15 Temmuz gecesinin herkeste bir anısı var.
O anılardan birkaçı da Yeşilyalı Kuran Kursu Mütevelli Heyeti Başkanı Ahmet Özdemir hocada.
Dün onu dinledik.
O gece neler yaptığını öğrendik:
Yatsı namazını kılıp yatmak üzereyim. Ankara’dan telefon geldi.
Umre arkadaşım bir özel harekatçı arıyor
-Hocam ne yapıyorsun?
‘Yatmak üzereyim’
‘Olup bitenden haberin yok mu?’
Yok dedim..
Kendisi Genelkurmayın önünde olduğunu ve eli tetikte beklediğini, darbecilerin Genelkurmay Başkanını teslim aldıklarını söyledi.’
Televizyonu açtım kıyamet kopuyor.
Allah razı olsun televizyonlar o akşam çok önemli görev yaptılar.
Ahmet Hoca binlerce öğrenci yetiştirdi.
Onlara önce vatan sevgisi aşıladı.
Onlardan 10’u da İstanbul Ayazağa’dan aramış
‘Köprüye doğru yola çıktık.
Kefenlerimiz ceplerimizde.’
Tankların üzerine çıkmışlar.
İkisi yaralanmış.
Ahmet Özdemir hocaye Ankara’dan arayan arkadaşı ‘evde durma’ demiş.
Başka bir eve geç.
Cevabı,
‘Meydanlara gidiyorum’ olmuş.
Arsin Ulucami’nin önüne indiğinde ise 10 bin kişilik kalabalığı görünce gözyaşlarını tutamamış.
Ahmet hoca her Cuma hangi camide olursa olsun gençlere nasihat çeker ve onlara üretmelerini, doğrudan ayrılmamalarını, uyuşturucudan uzak durmalarını
öğütler.
15 Temmuz’da gençlerin müthiş bir sınav verdiğini, ülkeye sahip çıktığını söyledi.
Şimdi Arsin Yeşilyalı’da kuran kursunun yeni binası yükseliyor.
Türkiye’nin dört bir yanından öğrenci var.
Ahmet hoca İş adamı, siyasetçi Türkay Gümüş’le inşaatı yapıyor.
-Peki nasıl buluştular?
Gümüşten dinleyelim:
‘Ahmet hoca bana Sultanmurat yaylasındaki camiyi örnek vererek Çaykaralıların maharetli olduğunu ve kendilerine destek olmamız gerektiğini söyledi.

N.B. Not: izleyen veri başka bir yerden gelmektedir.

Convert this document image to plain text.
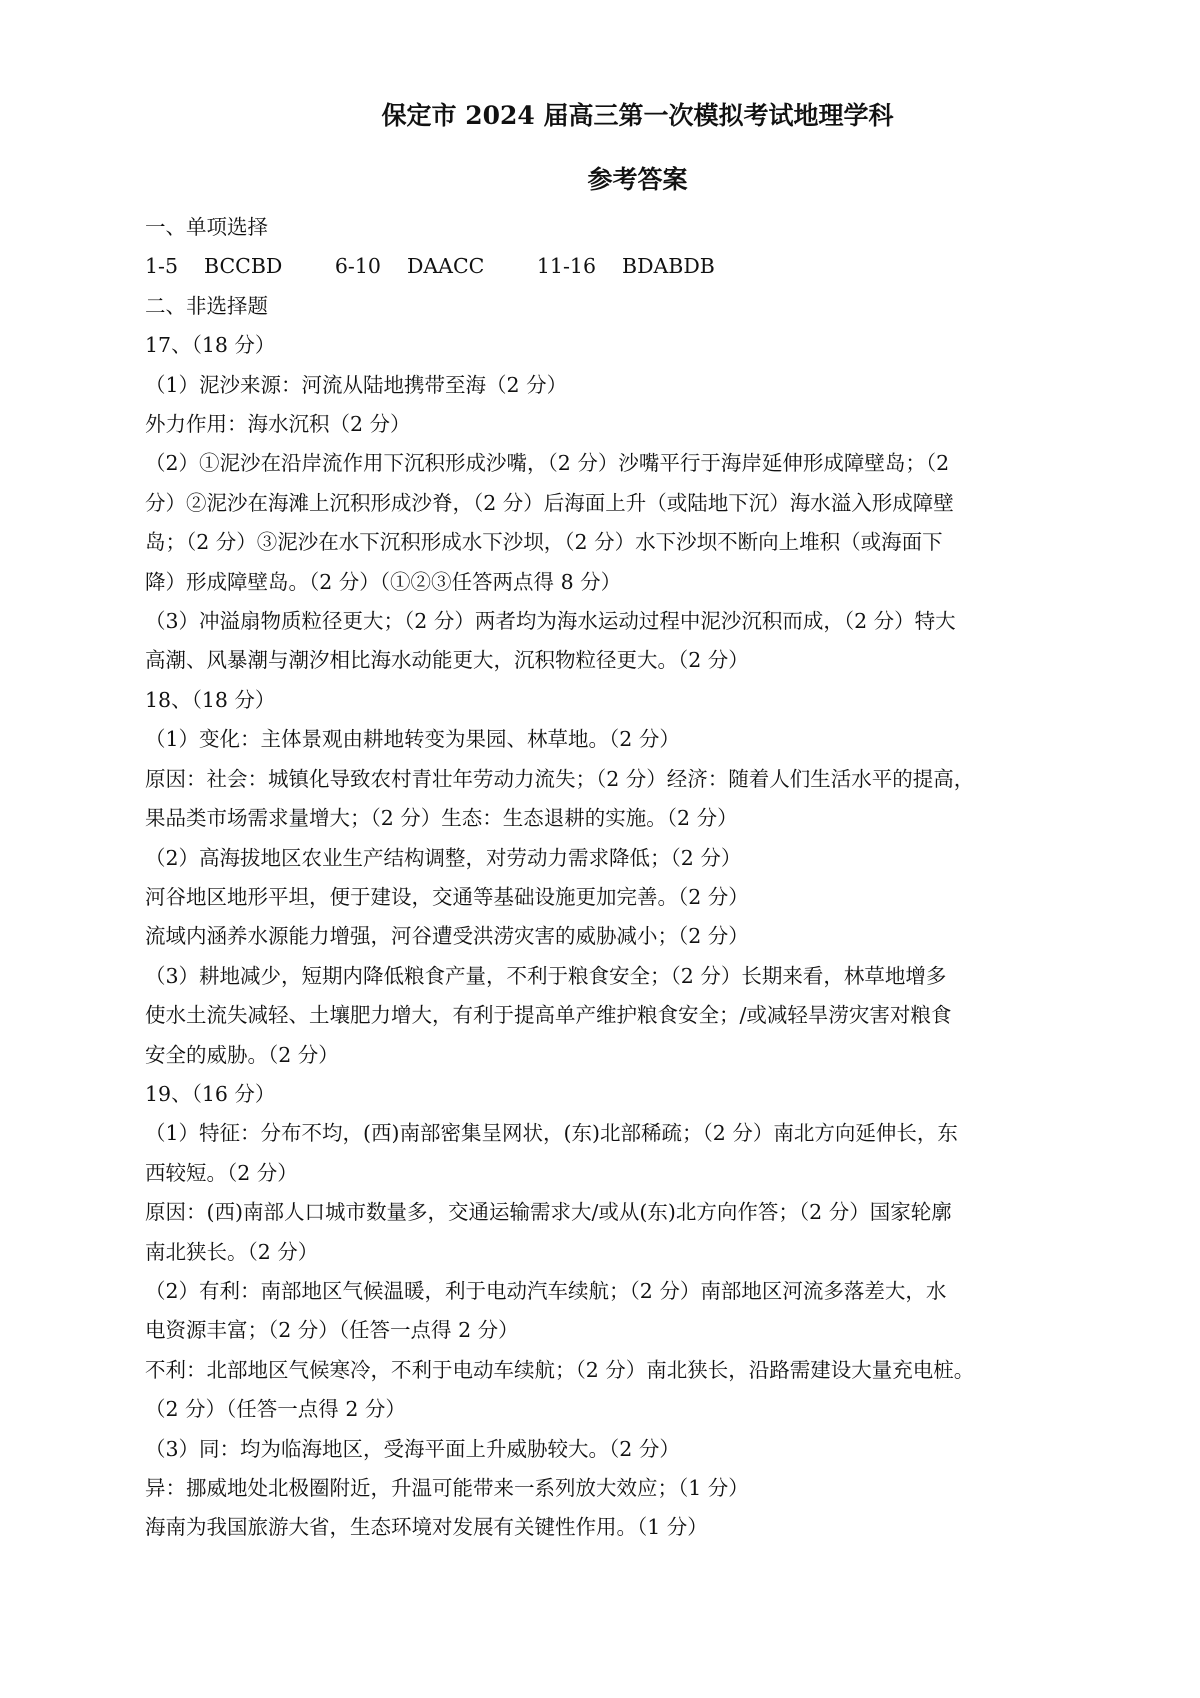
保定市 2024 届高三第一次模拟考试地理学科
参考答案

一、单项选择

1-5 BCCBD	6-10 DAACC	11-16 BDABDB

二、非选择题

17、（18 分）

（1）泥沙来源：河流从陆地携带至海（2 分）

外力作用：海水沉积（2 分）

（2）①泥沙在沿岸流作用下沉积形成沙嘴，（2 分）沙嘴平行于海岸延伸形成障壁岛；（2

分）②泥沙在海滩上沉积形成沙脊，（2 分）后海面上升（或陆地下沉）海水溢入形成障壁

岛；（2 分）③泥沙在水下沉积形成水下沙坝，（2 分）水下沙坝不断向上堆积（或海面下

降）形成障壁岛。（2 分）（①②③任答两点得 8 分）

（3）冲溢扇物质粒径更大；（2 分）两者均为海水运动过程中泥沙沉积而成，（2 分）特大

高潮、风暴潮与潮汐相比海水动能更大，沉积物粒径更大。（2 分）

18、（18 分）

（1）变化：主体景观由耕地转变为果园、林草地。（2 分）

原因：社会：城镇化导致农村青壮年劳动力流失；（2 分）经济：随着人们生活水平的提高，

果品类市场需求量增大；（2 分）生态：生态退耕的实施。（2 分）

（2）高海拔地区农业生产结构调整，对劳动力需求降低；（2 分）

河谷地区地形平坦，便于建设，交通等基础设施更加完善。（2 分）

流域内涵养水源能力增强，河谷遭受洪涝灾害的威胁减小；（2 分）

（3）耕地减少，短期内降低粮食产量，不利于粮食安全；（2 分）长期来看，林草地增多

使水土流失减轻、土壤肥力增大，有利于提高单产维护粮食安全；/或减轻旱涝灾害对粮食

安全的威胁。（2 分）

19、（16 分）

（1）特征：分布不均，(西)南部密集呈网状，(东)北部稀疏；（2 分）南北方向延伸长，东

西较短。（2 分）

原因：(西)南部人口城市数量多，交通运输需求大/或从(东)北方向作答；（2 分）国家轮廓

南北狭长。（2 分）

（2）有利：南部地区气候温暖，利于电动汽车续航；（2 分）南部地区河流多落差大，水

电资源丰富；（2 分）（任答一点得 2 分）

不利：北部地区气候寒冷，不利于电动车续航；（2 分）南北狭长，沿路需建设大量充电桩。

（2 分）（任答一点得 2 分）

（3）同：均为临海地区，受海平面上升威胁较大。（2 分）

异：挪威地处北极圈附近，升温可能带来一系列放大效应；（1 分）

海南为我国旅游大省，生态环境对发展有关键性作用。（1 分）
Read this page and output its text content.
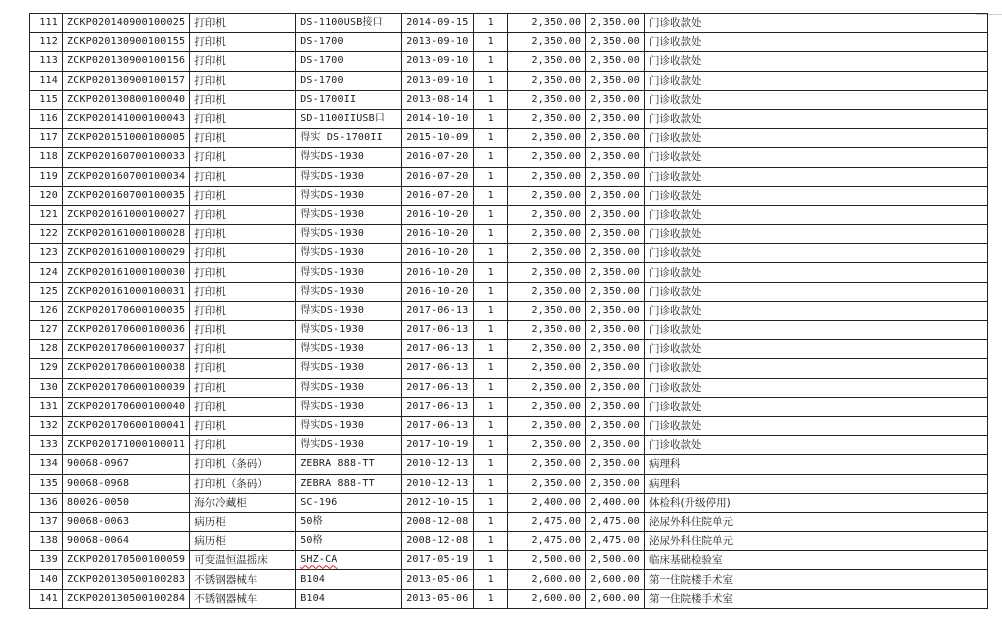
111	ZCKP020140900100025	打印机	DS-1100USB接口	2014-09-15	1	2,350.00	2,350.00	门诊收款处
112	ZCKP020130900100155	打印机	DS-1700	2013-09-10	1	2,350.00	2,350.00	门诊收款处
113	ZCKP020130900100156	打印机	DS-1700	2013-09-10	1	2,350.00	2,350.00	门诊收款处
114	ZCKP020130900100157	打印机	DS-1700	2013-09-10	1	2,350.00	2,350.00	门诊收款处
115	ZCKP020130800100040	打印机	DS-1700II	2013-08-14	1	2,350.00	2,350.00	门诊收款处
116	ZCKP020141000100043	打印机	SD-1100IIUSB口	2014-10-10	1	2,350.00	2,350.00	门诊收款处
117	ZCKP020151000100005	打印机	得实 DS-1700II	2015-10-09	1	2,350.00	2,350.00	门诊收款处
118	ZCKP020160700100033	打印机	得实DS-1930	2016-07-20	1	2,350.00	2,350.00	门诊收款处
119	ZCKP020160700100034	打印机	得实DS-1930	2016-07-20	1	2,350.00	2,350.00	门诊收款处
120	ZCKP020160700100035	打印机	得实DS-1930	2016-07-20	1	2,350.00	2,350.00	门诊收款处
121	ZCKP020161000100027	打印机	得实DS-1930	2016-10-20	1	2,350.00	2,350.00	门诊收款处
122	ZCKP020161000100028	打印机	得实DS-1930	2016-10-20	1	2,350.00	2,350.00	门诊收款处
123	ZCKP020161000100029	打印机	得实DS-1930	2016-10-20	1	2,350.00	2,350.00	门诊收款处
124	ZCKP020161000100030	打印机	得实DS-1930	2016-10-20	1	2,350.00	2,350.00	门诊收款处
125	ZCKP020161000100031	打印机	得实DS-1930	2016-10-20	1	2,350.00	2,350.00	门诊收款处
126	ZCKP020170600100035	打印机	得实DS-1930	2017-06-13	1	2,350.00	2,350.00	门诊收款处
127	ZCKP020170600100036	打印机	得实DS-1930	2017-06-13	1	2,350.00	2,350.00	门诊收款处
128	ZCKP020170600100037	打印机	得实DS-1930	2017-06-13	1	2,350.00	2,350.00	门诊收款处
129	ZCKP020170600100038	打印机	得实DS-1930	2017-06-13	1	2,350.00	2,350.00	门诊收款处
130	ZCKP020170600100039	打印机	得实DS-1930	2017-06-13	1	2,350.00	2,350.00	门诊收款处
131	ZCKP020170600100040	打印机	得实DS-1930	2017-06-13	1	2,350.00	2,350.00	门诊收款处
132	ZCKP020170600100041	打印机	得实DS-1930	2017-06-13	1	2,350.00	2,350.00	门诊收款处
133	ZCKP020171000100011	打印机	得实DS-1930	2017-10-19	1	2,350.00	2,350.00	门诊收款处
134	90068-0967	打印机（条码）	ZEBRA 888-TT	2010-12-13	1	2,350.00	2,350.00	病理科
135	90068-0968	打印机（条码）	ZEBRA 888-TT	2010-12-13	1	2,350.00	2,350.00	病理科
136	80026-0050	海尔冷藏柜	SC-196	2012-10-15	1	2,400.00	2,400.00	体检科(升级停用)
137	90068-0063	病历柜	50格	2008-12-08	1	2,475.00	2,475.00	泌尿外科住院单元
138	90068-0064	病历柜	50格	2008-12-08	1	2,475.00	2,475.00	泌尿外科住院单元
139	ZCKP020170500100059	可变温恒温摇床	SHZ-CA	2017-05-19	1	2,500.00	2,500.00	临床基础检验室
140	ZCKP020130500100283	不锈钢器械车	B104	2013-05-06	1	2,600.00	2,600.00	第一住院楼手术室
141	ZCKP020130500100284	不锈钢器械车	B104	2013-05-06	1	2,600.00	2,600.00	第一住院楼手术室
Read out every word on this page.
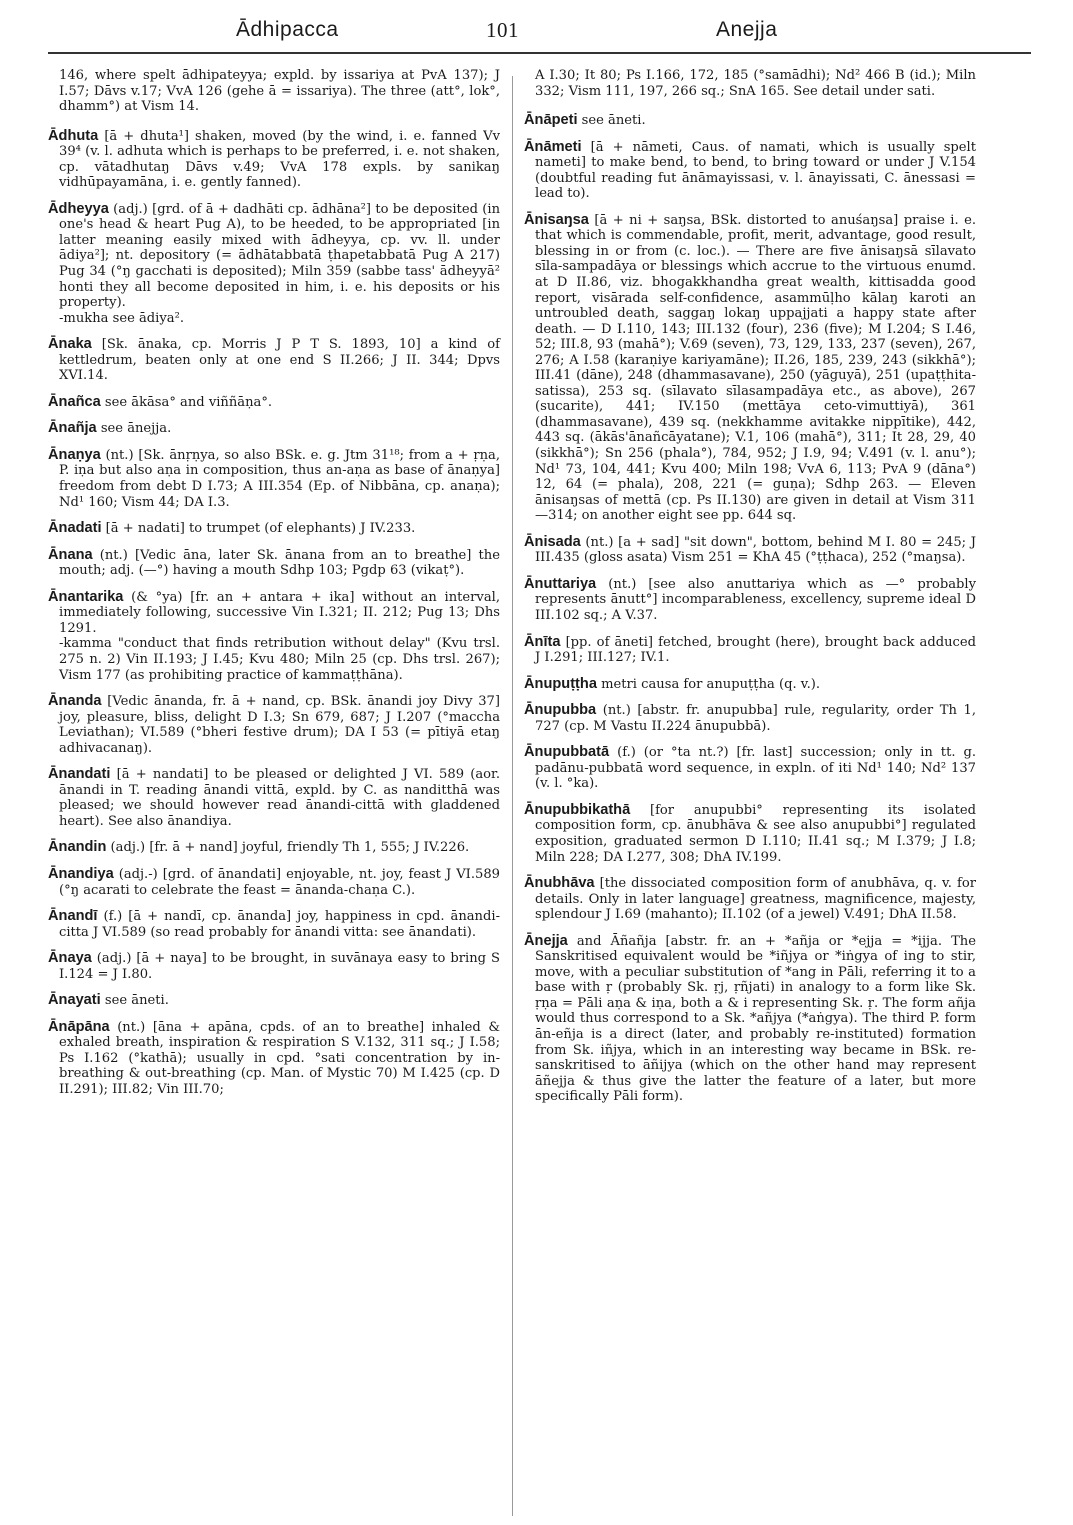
Ādhipacca	101	Anejja
146, where spelt ādhipateyya; expld. by issariya at PvA 137); J I.57; Dāvs v.17; VvA 126 (gehe ā = issariya). The three (att°, lok°, dhamm°) at Vism 14.
Ādhuta [ā + dhuta¹] shaken, moved (by the wind, i. e. fanned Vv 39⁴ (v. l. adhuta which is perhaps to be preferred, i. e. not shaken, cp. vātadhutaŋ Dāvs v.49; VvA 178 expls. by sanikaŋ vidhūpayamāna, i. e. gently fanned).
Ādheyya (adj.) [grd. of ā + dadhāti cp. ādhāna²] to be deposited (in one's head & heart Pug A), to be heeded, to be appropriated [in latter meaning easily mixed with ādheyya, cp. vv. ll. under ādiya²]; nt. depository (= ādhātabbatā ṭhapetabbatā Pug A 217) Pug 34 (°ŋ gacchati is deposited); Miln 359 (sabbe tass' ādheyyā² honti they all become deposited in him, i. e. his deposits or his property).
-mukha see ādiya².
Ānaka [Sk. ānaka, cp. Morris J P T S. 1893, 10] a kind of kettledrum, beaten only at one end S II.266; J II. 344; Dpvs XVI.14.
Ānañca see ākāsa° and viññāṇa°.
Ānañja see ānejja.
Ānaṇya (nt.) [Sk. ānṛṇya, so also BSk. e. g. Jtm 31¹⁸; from a + ṛṇa, P. iṇa but also aṇa in composition, thus an-aṇa as base of ānaṇya] freedom from debt D I.73; A III.354 (Ep. of Nibbāna, cp. anaṇa); Nd¹ 160; Vism 44; DA I.3.
Ānadati [ā + nadati] to trumpet (of elephants) J IV.233.
Ānana (nt.) [Vedic āna, later Sk. ānana from an to breathe] the mouth; adj. (—°) having a mouth Sdhp 103; Pgdp 63 (vikaṭ°).
Ānantarika (& °ya) [fr. an + antara + ika] without an interval, immediately following, successive Vin I.321; II. 212; Pug 13; Dhs 1291.
-kamma "conduct that finds retribution without delay" (Kvu trsl. 275 n. 2) Vin II.193; J I.45; Kvu 480; Miln 25 (cp. Dhs trsl. 267); Vism 177 (as prohibiting practice of kammaṭṭhāna).
Ānanda [Vedic ānanda, fr. ā + nand, cp. BSk. ānandi joy Divy 37] joy, pleasure, bliss, delight D I.3; Sn 679, 687; J I.207 (°maccha Leviathan); VI.589 (°bheri festive drum); DA I 53 (= pītiyā etaŋ adhivacanaŋ).
Ānandati [ā + nandati] to be pleased or delighted J VI. 589 (aor. ānandi in T. reading ānandi vittā, expld. by C. as nanditthā was pleased; we should however read ānandi-cittā with gladdened heart). See also ānandiya.
Ānandin (adj.) [fr. ā + nand] joyful, friendly Th 1, 555; J IV.226.
Ānandiya (adj.-) [grd. of ānandati] enjoyable, nt. joy, feast J VI.589 (°ŋ acarati to celebrate the feast = ānanda-chaṇa C.).
Ānandī (f.) [ā + nandī, cp. ānanda] joy, happiness in cpd. ānandi-citta J VI.589 (so read probably for ānandi vitta: see ānandati).
Ānaya (adj.) [ā + naya] to be brought, in suvānaya easy to bring S I.124 = J I.80.
Ānayati see āneti.
Ānāpāna (nt.) [āna + apāna, cpds. of an to breathe] inhaled & exhaled breath, inspiration & respiration S V.132, 311 sq.; J I.58; Ps I.162 (°kathā); usually in cpd. °sati concentration by in-breathing & out-breathing (cp. Man. of Mystic 70) M I.425 (cp. D II.291); III.82; Vin III.70;
A I.30; It 80; Ps I.166, 172, 185 (°samādhi); Nd² 466 B (id.); Miln 332; Vism 111, 197, 266 sq.; SnA 165. See detail under sati.
Ānāpeti see āneti.
Ānāmeti [ā + nāmeti, Caus. of namati, which is usually spelt nameti] to make bend, to bend, to bring toward or under J V.154 (doubtful reading fut ānāmayissasi, v. l. ānayissati, C. ānessasi = lead to).
Ānisaŋsa [ā + ni + saŋsa, BSk. distorted to anuśaŋsa] praise i. e. that which is commendable, profit, merit, advantage, good result, blessing in or from (c. loc.). — There are five ānisaŋsā sīlavato sīla-sampadāya or blessings which accrue to the virtuous enumd. at D II.86, viz. bhogakkhandha great wealth, kittisadda good report, visārada self-confidence, asammūḷho kālaŋ karoti an untroubled death, saggaŋ lokaŋ uppajjati a happy state after death. — D I.110, 143; III.132 (four), 236 (five); M I.204; S I.46, 52; III.8, 93 (mahā°); V.69 (seven), 73, 129, 133, 237 (seven), 267, 276; A I.58 (karaṇiye kariyamāne); II.26, 185, 239, 243 (sikkhā°); III.41 (dāne), 248 (dhammasavane), 250 (yāguyā), 251 (upaṭṭhita-satissa), 253 sq. (sīlavato sīlasampadāya etc., as above), 267 (sucarite), 441; IV.150 (mettāya ceto-vimuttiyā), 361 (dhammasavane), 439 sq. (nekkhamme avitakke nippītike), 442, 443 sq. (ākās'ānañcāyatane); V.1, 106 (mahā°), 311; It 28, 29, 40 (sikkhā°); Sn 256 (phala°), 784, 952; J I.9, 94; V.491 (v. l. anu°); Nd¹ 73, 104, 441; Kvu 400; Miln 198; VvA 6, 113; PvA 9 (dāna°) 12, 64 (= phala), 208, 221 (= guṇa); Sdhp 263. — Eleven ānisaŋsas of mettā (cp. Ps II.130) are given in detail at Vism 311—314; on another eight see pp. 644 sq.
Ānisada (nt.) [a + sad] "sit down", bottom, behind M I. 80 = 245; J III.435 (gloss asata) Vism 251 = KhA 45 (°ṭṭhaca), 252 (°maŋsa).
Ānuttariya (nt.) [see also anuttariya which as —° probably represents ānutt°] incomparableness, excellency, supreme ideal D III.102 sq.; A V.37.
Ānīta [pp. of āneti] fetched, brought (here), brought back adduced J I.291; III.127; IV.1.
Ānupuṭṭha metri causa for anupuṭṭha (q. v.).
Ānupubba (nt.) [abstr. fr. anupubba] rule, regularity, order Th 1, 727 (cp. M Vastu II.224 ānupubbā).
Ānupubbatā (f.) (or °ta nt.?) [fr. last] succession; only in tt. g. padānu-pubbatā word sequence, in expln. of iti Nd¹ 140; Nd² 137 (v. l. °ka).
Ānupubbikathā [for anupubbi° representing its isolated composition form, cp. ānubhāva & see also anupubbi°] regulated exposition, graduated sermon D I.110; II.41 sq.; M I.379; J I.8; Miln 228; DA I.277, 308; DhA IV.199.
Ānubhāva [the dissociated composition form of anubhāva, q. v. for details. Only in later language] greatness, magnificence, majesty, splendour J I.69 (mahanto); II.102 (of a jewel) V.491; DhA II.58.
Ānejja and Āñañja [abstr. fr. an + *añja or *ejja = *ijja. The Sanskritised equivalent would be *iñjya or *iṅgya of ing to stir, move, with a peculiar substitution of *ang in Pāli, referring it to a base with ṛ (probably Sk. ṛj, ṛñjati) in analogy to a form like Sk. ṛṇa = Pāli aṇa & iṇa, both a & i representing Sk. ṛ. The form añja would thus correspond to a Sk. *añjya (*aṅgya). The third P. form ān-eñja is a direct (later, and probably re-instituted) formation from Sk. iñjya, which in an interesting way became in BSk. re-sanskritised to āñijya (which on the other hand may represent āñejja & thus give the latter the feature of a later, but more specifically Pāli form).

Bende ‘Erdoğdu anadolu lisesi var, Çaykara vakfı var, birçok dernek var’ deyince şunu önüme koydu:
‘Güneydoğu anadoludan birçok öğrenci okutuyoruz, oraya göndereceğimiz bir imanlı öğrenci bir tabur asker kadar etkilidir. Sözkonusu vatandır dedi. Ben de gerisi teferruattır dedim.’
Sözleri beni duygulandırdı ve mütevelli heyetinde yer almaya karar verdim.’
Ahmet hoca doğudan gelen kursiyer gençleri anlatıyor:
‘Bize geldiklerinden hala baskı altındalar.
Ama dönerken tam bir ülke sevdalısı gidiyorlar.